Les tumeurs neuroendocrines peuvent avoir un impact significatif à la fois sur la vie des individus et sur la société en général, rappelle la note. 71% des patients signalent que le net a un effet négatif sur la vie quotidienne et 92% ont déclaré avoir apporté des modifications à leur mode de vie pour s'adapter à la maladie. « L'utilisation séquentielle des thérapies systémiques reste compliquée dans les différents types de cancer neuroendocrinien, qui peuvent provenir de divers bureaux d'organes – explique Marianne Pavel, endocrinologue et experte net au Département de médecine 1, Friedrich -Aalexander University à Erlangen, en Allemagne – les thérapies disponibles sont limitées et pas tous les patients avec l'étude de la phase, les progrès approuvés. Le cabozantinib dans un large éventail de filet, offrent de nouvelles opportunités thérapeutiques qui peuvent retarder la progression de la maladie chez les patients avec un filet bien différencié, quel que soit le quartier général de la tumeur neuroendocrine « .

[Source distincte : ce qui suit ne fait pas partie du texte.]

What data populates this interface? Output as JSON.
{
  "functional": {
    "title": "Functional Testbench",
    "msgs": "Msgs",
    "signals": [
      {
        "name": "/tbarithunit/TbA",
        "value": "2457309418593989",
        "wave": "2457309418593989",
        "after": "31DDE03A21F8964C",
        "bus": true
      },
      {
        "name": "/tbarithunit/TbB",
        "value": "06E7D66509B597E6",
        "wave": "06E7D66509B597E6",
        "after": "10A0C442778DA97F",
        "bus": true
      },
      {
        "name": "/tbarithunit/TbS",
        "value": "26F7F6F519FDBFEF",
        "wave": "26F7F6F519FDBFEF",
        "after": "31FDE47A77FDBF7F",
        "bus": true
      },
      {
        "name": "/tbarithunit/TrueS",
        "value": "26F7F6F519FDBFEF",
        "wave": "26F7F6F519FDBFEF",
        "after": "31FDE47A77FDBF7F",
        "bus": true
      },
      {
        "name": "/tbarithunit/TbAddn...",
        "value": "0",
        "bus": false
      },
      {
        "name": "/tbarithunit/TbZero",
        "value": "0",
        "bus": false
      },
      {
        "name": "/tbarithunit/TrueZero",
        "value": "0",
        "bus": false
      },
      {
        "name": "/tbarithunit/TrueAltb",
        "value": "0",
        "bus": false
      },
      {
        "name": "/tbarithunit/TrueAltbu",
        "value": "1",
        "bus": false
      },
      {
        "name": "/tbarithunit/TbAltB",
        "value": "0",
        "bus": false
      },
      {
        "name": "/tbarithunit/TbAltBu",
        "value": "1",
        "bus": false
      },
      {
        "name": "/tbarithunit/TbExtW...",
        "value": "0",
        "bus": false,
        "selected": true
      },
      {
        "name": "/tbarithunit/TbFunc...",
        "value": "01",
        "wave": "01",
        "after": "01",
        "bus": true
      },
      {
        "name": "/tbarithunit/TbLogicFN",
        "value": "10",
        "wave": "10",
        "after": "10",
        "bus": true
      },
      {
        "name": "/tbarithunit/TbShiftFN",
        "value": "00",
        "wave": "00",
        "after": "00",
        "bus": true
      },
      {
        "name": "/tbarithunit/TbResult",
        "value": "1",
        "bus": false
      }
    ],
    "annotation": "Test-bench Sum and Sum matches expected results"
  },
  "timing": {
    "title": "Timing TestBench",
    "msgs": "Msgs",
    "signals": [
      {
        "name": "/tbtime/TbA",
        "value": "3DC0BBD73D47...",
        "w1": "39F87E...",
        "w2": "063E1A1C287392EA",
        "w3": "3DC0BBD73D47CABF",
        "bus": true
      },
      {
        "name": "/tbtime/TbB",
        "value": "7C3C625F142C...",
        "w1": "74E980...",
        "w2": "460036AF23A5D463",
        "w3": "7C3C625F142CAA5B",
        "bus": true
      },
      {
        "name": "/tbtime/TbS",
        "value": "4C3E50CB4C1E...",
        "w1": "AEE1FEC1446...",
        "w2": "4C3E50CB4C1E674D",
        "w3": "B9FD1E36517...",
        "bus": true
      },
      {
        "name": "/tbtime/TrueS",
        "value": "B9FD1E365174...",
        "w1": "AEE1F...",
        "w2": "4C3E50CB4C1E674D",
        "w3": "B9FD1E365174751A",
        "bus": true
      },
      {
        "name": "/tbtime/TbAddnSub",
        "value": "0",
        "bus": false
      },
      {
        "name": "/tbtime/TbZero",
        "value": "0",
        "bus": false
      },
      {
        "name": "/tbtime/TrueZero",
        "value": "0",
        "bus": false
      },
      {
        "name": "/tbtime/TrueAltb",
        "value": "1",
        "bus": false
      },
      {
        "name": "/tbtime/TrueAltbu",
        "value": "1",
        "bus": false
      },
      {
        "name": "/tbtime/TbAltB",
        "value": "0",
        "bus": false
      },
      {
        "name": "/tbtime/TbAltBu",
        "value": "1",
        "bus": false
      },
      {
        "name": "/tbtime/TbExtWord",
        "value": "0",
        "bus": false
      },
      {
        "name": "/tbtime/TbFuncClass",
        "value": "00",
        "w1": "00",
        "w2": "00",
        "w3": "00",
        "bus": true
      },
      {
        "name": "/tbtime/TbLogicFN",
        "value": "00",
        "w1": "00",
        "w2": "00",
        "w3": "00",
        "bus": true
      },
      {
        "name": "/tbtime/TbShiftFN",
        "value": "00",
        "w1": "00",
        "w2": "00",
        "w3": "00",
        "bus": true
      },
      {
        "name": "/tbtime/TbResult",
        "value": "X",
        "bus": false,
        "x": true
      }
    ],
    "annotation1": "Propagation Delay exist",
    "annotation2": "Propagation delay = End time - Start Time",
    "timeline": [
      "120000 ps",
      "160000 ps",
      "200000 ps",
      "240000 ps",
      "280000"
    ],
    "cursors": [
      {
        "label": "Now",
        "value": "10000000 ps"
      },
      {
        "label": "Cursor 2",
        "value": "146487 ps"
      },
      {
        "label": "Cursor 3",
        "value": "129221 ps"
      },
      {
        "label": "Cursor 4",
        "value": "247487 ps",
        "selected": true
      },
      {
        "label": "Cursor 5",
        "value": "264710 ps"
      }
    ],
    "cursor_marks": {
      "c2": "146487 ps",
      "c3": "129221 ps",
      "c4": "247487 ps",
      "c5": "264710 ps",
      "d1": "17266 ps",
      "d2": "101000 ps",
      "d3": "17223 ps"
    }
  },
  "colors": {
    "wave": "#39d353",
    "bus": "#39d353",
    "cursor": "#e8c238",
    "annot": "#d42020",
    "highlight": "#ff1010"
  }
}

Cabozantinib – décrit la note – est une petite molécule qui inhibe plusieurs récepteurs de tyrosine -chinase tels que VEGFR, MET, RET et la famille TAM (Tyro3, Mer, AXL). Ces récepteurs de la tyrosine-chinasi sont impliqués dans des processus cellulaires normaux et pathologiques, tels que l'oncogenèse, les métastases, l'angiogenèse tumorale (la croissance de nouveaux vaisseaux sanguins dont les tumeurs ont besoin pour se développer), la résistance aux médicaments, la modulation des activités immunitaires et le maintien du micro-salle tumorale.
L'approbation de la Commission européenne est basée sur les données de l'étude du cabinet de phase 3 qui a évalué l'efficacité du cabozantinib par rapport au placebo chez les patients atteints de PNET ou d'EPNET avancés, en progression après un traitement systémique précédent. Les résultats finaux de l'étude, présentés en 2024 au Congrès de la European Society for Medical Oncology (ESMO) et publié simultanément sur le «New England Journal of Medicine» ont montré des avantages de survie sans progression (PFS) en faveur du cabozantinib par rapport au placebo. En particulier – rapporte IPSEN – Dans la cohorte PNET, à la suite médiane de 13,8 mois, la PFS médiane était de 13,8 mois avec le cabozantinib contre 4,4 mois avec le placebo (rapport de risque – HR 0,23 (intervalle de confiance – 95% 0,12-0,42) P <0,001). Dans le COORTE EPNET, à 10,2 mois de suivi médian, la PFS médiane selon l'évaluation radiologique locale était de 8,4 mois avec le cabozantinib contre 3,9 mois avec un placebo (HR 0,38 (IC à 95% 0,25-0,59) p <0,001). Les données de survie mondiales n'étaient pas mûres, au moment de l'analyse, et potentiellement confondues en raison de la conception croisée du studio du Cabinet. Le profil de sécurité du médicament, observé dans les deux cohortes, était cohérent avec celui déjà connu; Aucun nouveau panneau de sécurité n'a été identifié. Selon la présentation au Congrès 2025 de l'American Society of Clinical Oncology - conclut la note - la qualité de vie liée à la santé a été maintenue ou améliorée par rapport au placebo.